An OFP may be acquired by a family or household member with allegations of domestic abuse by filing a petition in court. An OFP may prohibit the alleged abuser from further abusive acts, from entering the home shared with the petitioner or the petitioner's separate residence, or from being within a reasonable area surrounding the home. An OFP may also award temporary custody of minor children of the parties based on the safety of the victim and the children, and establish temporary support (which may include withholding income of the person obligated to pay the support). The court may also issue a no-contact order against the defendant during the proceedings for a domestic assault charge, which prohibits the defendant from contacting the victim.
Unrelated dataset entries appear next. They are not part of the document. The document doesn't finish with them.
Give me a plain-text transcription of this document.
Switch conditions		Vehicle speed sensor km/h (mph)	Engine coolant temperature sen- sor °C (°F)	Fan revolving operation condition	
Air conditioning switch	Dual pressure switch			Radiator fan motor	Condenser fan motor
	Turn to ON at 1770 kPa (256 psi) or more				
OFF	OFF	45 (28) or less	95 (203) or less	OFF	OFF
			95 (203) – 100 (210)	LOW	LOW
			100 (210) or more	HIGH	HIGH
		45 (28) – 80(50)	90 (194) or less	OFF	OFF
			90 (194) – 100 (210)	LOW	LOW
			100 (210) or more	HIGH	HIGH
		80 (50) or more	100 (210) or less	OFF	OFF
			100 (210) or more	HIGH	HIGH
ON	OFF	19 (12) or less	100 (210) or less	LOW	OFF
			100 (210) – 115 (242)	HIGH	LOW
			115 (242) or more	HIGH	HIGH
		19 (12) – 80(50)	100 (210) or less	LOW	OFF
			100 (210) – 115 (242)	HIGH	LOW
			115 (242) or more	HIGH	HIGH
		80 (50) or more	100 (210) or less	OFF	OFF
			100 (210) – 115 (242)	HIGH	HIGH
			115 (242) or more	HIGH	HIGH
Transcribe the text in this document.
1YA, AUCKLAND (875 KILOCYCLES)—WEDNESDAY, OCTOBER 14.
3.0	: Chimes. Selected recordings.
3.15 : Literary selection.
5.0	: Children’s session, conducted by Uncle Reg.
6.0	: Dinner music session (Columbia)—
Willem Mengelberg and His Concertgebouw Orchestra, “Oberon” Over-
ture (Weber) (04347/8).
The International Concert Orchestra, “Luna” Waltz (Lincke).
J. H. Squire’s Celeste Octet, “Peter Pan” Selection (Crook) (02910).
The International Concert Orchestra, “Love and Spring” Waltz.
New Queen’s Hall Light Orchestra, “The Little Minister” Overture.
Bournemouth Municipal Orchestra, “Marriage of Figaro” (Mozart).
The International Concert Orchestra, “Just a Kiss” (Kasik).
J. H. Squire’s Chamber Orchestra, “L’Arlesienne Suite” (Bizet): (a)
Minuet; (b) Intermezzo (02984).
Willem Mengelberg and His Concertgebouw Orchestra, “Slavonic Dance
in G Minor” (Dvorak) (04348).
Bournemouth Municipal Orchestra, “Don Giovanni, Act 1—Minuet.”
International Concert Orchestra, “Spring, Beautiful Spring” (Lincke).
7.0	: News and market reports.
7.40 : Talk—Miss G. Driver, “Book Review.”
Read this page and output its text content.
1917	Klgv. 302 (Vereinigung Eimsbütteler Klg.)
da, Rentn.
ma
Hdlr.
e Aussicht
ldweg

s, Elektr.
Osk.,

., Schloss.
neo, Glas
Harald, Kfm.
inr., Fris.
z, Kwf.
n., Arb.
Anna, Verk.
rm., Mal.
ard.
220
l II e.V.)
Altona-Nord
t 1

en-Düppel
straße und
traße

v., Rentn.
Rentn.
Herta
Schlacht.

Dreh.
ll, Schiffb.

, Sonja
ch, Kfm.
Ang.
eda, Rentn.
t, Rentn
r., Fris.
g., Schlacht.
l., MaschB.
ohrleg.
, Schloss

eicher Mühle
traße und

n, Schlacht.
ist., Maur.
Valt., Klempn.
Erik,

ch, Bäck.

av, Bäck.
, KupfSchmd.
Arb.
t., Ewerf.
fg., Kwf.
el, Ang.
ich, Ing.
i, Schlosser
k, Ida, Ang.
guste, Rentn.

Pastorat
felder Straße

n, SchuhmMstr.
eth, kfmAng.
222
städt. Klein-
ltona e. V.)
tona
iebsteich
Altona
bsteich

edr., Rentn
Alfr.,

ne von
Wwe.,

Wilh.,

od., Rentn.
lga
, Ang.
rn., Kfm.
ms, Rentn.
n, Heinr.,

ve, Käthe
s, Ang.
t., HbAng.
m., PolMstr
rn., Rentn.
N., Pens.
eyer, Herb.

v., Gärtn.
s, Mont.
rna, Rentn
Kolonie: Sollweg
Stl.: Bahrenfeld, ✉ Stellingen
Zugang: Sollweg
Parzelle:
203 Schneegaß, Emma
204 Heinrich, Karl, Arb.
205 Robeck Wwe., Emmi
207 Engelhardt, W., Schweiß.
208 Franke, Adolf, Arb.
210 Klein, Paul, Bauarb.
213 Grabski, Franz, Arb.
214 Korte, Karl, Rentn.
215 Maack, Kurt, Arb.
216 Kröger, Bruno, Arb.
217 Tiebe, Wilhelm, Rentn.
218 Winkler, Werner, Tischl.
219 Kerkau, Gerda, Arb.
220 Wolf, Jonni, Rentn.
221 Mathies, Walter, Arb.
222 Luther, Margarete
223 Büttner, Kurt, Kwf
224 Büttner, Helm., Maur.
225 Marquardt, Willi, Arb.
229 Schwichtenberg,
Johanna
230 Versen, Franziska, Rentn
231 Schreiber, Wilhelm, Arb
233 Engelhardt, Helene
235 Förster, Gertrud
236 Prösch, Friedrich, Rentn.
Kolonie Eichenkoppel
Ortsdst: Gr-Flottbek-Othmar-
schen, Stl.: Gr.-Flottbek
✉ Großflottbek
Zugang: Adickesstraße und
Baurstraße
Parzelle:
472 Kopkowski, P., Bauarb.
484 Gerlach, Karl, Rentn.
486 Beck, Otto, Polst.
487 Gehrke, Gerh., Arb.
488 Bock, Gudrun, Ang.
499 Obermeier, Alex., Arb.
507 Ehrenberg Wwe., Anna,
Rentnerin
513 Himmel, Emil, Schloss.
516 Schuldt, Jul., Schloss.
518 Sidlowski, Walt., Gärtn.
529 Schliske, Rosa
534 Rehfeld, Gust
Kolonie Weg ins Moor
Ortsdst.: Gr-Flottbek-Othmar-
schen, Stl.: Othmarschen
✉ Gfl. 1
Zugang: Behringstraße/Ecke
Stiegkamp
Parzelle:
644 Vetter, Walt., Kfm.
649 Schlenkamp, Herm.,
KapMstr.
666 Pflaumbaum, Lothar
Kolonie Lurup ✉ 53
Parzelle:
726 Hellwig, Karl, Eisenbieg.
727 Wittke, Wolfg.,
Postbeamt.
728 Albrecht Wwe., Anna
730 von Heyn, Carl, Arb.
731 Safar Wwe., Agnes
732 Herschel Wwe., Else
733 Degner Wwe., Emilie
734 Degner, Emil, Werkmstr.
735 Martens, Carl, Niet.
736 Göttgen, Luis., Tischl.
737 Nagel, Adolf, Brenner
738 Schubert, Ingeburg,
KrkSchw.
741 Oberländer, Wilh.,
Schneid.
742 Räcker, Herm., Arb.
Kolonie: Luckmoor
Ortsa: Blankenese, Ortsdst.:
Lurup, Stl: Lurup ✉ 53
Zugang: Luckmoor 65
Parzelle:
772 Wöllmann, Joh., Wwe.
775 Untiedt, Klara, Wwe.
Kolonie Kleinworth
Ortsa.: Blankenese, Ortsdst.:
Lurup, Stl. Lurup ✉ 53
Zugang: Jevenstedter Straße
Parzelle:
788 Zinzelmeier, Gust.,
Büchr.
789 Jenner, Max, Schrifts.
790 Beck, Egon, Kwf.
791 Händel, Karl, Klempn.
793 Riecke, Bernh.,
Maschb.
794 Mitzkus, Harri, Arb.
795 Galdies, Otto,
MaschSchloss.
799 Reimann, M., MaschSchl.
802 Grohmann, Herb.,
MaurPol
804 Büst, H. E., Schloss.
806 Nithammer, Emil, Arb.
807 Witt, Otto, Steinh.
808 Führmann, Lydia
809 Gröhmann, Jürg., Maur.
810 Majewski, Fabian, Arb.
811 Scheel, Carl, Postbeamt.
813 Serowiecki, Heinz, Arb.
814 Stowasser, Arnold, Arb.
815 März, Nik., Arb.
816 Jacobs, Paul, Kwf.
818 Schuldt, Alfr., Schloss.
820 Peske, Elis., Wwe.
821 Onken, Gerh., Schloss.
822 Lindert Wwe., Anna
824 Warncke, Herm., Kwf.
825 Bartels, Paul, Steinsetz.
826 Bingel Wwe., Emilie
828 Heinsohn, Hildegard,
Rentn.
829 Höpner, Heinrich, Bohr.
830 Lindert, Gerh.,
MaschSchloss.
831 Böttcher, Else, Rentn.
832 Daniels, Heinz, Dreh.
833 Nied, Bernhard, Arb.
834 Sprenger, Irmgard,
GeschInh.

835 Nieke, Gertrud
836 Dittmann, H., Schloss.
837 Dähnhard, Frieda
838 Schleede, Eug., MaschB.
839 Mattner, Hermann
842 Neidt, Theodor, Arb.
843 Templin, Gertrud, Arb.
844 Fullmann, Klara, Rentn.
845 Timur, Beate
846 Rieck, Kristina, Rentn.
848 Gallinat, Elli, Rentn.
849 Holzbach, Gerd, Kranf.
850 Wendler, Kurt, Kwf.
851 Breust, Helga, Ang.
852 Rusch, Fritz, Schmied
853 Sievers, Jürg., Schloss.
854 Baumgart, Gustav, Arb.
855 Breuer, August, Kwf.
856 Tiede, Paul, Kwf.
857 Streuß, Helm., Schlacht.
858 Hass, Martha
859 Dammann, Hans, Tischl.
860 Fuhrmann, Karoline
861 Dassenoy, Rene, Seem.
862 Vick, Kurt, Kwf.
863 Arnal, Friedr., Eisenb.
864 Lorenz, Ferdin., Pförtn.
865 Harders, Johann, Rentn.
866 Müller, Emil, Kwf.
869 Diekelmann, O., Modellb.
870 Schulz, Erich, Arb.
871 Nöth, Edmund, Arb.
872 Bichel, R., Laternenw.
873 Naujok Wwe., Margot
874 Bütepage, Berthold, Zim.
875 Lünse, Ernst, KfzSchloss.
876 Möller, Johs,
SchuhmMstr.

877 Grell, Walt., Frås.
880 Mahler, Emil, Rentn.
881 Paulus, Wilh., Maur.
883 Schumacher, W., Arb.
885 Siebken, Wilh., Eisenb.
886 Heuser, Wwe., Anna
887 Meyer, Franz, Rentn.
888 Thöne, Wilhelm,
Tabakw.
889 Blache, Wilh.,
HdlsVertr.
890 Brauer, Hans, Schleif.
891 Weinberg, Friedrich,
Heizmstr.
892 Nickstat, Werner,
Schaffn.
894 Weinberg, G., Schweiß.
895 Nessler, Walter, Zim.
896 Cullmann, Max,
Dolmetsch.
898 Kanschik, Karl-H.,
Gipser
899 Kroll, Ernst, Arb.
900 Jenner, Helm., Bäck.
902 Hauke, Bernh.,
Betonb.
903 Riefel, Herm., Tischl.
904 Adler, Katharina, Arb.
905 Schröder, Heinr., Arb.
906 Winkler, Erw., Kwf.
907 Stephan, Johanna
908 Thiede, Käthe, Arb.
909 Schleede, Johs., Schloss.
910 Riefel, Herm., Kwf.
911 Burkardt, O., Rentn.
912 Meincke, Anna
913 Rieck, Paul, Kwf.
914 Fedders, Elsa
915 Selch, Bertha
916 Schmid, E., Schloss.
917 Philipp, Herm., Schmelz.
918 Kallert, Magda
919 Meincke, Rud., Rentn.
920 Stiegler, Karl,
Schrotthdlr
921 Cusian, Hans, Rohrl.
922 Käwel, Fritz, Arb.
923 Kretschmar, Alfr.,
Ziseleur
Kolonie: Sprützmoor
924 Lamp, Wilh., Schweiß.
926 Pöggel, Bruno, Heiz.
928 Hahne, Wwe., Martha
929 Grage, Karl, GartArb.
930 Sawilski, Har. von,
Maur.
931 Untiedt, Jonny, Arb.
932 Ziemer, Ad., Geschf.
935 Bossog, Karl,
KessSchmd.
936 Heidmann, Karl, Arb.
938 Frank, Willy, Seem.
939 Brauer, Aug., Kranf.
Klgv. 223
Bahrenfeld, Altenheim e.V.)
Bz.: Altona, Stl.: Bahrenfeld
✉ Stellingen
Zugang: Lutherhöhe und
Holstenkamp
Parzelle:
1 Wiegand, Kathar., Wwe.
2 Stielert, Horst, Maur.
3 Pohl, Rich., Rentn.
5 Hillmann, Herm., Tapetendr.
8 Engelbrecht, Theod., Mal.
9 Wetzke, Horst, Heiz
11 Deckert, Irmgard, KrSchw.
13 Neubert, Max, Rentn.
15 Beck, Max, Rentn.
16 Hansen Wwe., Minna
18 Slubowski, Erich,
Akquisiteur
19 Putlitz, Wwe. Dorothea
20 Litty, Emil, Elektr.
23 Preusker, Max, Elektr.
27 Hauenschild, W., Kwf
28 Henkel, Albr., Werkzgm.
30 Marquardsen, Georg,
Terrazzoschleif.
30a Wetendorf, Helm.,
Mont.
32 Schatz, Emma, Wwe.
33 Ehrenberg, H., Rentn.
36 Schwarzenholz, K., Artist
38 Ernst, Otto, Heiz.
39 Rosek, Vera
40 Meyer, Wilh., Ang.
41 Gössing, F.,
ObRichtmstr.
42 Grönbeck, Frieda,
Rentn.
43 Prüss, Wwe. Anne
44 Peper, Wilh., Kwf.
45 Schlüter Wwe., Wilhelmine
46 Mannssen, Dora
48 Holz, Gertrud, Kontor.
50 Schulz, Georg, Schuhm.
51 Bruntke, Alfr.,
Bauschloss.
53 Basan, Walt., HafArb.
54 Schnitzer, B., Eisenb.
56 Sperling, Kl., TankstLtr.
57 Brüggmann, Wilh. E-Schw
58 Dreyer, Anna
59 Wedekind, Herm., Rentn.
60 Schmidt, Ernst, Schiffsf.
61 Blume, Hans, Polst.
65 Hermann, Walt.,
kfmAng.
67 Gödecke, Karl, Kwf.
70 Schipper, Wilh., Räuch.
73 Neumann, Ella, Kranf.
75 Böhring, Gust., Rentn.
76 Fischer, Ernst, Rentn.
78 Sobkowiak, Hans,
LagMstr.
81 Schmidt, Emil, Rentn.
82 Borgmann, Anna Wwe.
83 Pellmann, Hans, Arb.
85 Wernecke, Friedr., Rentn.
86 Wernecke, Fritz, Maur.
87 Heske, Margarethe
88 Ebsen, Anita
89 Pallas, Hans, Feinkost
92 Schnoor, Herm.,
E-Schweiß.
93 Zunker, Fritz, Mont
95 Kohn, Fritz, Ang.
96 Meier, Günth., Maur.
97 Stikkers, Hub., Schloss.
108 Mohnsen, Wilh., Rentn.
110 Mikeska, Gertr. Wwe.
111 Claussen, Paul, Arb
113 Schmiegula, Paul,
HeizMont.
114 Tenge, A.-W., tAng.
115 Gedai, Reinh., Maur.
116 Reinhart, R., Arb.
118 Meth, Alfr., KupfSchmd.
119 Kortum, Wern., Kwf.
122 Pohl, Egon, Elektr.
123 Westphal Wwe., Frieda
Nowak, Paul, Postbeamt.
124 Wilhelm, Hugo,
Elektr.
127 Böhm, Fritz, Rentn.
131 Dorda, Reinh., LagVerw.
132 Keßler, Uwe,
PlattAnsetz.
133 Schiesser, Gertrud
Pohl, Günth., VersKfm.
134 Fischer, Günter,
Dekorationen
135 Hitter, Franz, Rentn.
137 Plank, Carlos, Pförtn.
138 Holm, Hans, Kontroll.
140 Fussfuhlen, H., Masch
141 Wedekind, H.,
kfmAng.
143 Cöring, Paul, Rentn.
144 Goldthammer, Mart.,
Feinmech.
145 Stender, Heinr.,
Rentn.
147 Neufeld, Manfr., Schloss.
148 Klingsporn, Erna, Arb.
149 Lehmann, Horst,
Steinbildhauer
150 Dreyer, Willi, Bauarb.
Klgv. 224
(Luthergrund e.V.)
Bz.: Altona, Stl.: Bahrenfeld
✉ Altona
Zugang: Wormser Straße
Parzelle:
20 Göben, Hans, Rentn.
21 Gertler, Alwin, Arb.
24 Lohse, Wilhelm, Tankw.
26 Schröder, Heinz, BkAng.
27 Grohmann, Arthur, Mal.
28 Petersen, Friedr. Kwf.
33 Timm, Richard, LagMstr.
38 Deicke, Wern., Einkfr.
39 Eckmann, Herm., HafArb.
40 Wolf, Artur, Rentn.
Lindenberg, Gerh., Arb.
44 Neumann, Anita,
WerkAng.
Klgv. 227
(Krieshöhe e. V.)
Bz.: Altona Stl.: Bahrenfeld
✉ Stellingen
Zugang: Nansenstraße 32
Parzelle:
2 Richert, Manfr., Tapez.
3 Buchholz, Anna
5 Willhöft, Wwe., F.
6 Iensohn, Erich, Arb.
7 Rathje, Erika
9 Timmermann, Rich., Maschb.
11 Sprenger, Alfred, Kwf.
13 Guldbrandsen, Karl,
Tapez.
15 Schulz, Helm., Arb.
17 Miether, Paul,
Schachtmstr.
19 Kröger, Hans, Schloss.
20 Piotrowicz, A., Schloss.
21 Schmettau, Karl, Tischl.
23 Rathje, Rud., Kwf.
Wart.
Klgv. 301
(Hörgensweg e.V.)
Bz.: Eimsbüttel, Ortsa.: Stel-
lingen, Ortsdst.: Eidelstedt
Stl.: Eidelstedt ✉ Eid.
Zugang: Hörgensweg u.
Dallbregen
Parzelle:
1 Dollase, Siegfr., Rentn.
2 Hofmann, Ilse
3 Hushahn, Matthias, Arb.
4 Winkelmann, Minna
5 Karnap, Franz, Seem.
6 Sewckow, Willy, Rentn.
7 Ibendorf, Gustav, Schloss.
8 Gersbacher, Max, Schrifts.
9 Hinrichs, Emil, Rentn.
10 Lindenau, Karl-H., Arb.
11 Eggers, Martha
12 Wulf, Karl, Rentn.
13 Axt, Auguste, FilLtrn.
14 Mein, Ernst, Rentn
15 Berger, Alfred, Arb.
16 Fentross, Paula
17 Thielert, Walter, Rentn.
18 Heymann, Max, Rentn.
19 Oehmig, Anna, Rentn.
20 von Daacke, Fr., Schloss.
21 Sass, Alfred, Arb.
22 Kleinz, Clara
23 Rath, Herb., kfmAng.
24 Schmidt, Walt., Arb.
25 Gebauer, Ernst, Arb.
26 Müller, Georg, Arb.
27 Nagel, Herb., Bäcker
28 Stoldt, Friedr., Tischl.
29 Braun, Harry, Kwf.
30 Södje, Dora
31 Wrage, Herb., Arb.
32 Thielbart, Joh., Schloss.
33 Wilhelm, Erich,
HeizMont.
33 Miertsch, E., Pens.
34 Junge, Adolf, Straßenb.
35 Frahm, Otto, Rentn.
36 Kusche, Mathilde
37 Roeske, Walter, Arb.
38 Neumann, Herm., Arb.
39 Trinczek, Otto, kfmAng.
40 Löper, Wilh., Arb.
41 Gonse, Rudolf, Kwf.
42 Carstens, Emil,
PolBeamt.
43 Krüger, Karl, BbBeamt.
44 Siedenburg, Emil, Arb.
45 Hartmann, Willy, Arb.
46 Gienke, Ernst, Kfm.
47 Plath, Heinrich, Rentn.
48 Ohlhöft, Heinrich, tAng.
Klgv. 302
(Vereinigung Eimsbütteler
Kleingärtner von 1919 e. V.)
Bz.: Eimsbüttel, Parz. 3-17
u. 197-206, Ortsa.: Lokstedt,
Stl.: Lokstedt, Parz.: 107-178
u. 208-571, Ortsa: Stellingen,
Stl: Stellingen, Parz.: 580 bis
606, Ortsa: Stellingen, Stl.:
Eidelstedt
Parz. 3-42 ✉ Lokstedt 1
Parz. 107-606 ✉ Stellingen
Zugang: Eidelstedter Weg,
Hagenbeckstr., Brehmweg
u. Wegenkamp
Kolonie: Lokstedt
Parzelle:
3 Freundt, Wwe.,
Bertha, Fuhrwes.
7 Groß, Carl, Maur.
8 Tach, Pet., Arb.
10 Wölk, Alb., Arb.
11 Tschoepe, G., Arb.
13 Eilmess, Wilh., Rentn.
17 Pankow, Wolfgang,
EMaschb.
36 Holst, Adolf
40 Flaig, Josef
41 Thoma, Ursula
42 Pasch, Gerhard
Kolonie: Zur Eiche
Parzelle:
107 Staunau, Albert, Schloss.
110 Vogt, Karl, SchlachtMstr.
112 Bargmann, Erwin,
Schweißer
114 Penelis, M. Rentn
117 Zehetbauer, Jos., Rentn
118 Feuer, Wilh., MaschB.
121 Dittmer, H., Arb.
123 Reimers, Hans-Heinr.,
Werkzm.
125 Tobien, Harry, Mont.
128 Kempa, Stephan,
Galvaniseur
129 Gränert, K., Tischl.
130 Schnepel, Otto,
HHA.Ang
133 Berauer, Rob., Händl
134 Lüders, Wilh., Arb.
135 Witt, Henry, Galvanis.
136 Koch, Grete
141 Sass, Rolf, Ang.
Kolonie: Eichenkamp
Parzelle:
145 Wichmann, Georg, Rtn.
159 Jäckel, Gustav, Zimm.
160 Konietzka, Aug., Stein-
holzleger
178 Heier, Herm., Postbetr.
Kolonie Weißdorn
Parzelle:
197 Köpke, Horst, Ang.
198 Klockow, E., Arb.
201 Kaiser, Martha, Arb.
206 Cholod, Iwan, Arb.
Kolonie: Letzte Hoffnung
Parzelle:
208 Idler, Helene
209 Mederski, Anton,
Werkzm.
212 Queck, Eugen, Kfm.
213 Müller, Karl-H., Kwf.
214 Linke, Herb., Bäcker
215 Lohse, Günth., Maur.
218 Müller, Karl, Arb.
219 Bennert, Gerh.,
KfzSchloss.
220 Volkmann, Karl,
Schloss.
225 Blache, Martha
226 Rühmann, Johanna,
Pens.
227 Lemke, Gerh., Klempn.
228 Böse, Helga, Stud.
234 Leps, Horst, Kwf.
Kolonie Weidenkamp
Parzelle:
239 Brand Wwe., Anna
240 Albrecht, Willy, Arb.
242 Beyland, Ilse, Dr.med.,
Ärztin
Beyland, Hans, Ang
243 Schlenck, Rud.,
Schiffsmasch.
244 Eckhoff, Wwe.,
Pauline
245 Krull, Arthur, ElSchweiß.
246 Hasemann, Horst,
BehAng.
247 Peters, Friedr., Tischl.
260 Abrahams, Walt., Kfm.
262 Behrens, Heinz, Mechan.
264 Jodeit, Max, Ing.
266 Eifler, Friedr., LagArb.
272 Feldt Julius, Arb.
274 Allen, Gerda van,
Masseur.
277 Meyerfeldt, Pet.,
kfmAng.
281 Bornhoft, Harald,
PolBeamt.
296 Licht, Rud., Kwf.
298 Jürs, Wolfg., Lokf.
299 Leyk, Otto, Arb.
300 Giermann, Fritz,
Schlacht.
Violation of a no-contact order may result in a separate misdemeanor charge.

Arrest and Detention Issues in Domestic Assault

Peace officers in Minnesota may make a warrantless arrest of a person anywhere, including his or her residence, if the officer has probable cause to believe that the person committed domestic assault in the last 24 hours. The assault does not have to take place in the officer's presence for an arrest to be made. Additionally, peace officers are required to arrest individuals, even without a warrant, if there is probable cause to believe that the person violated a domestic violence no-contact order or certain OFPs prohibiting entry from a residence place of employment.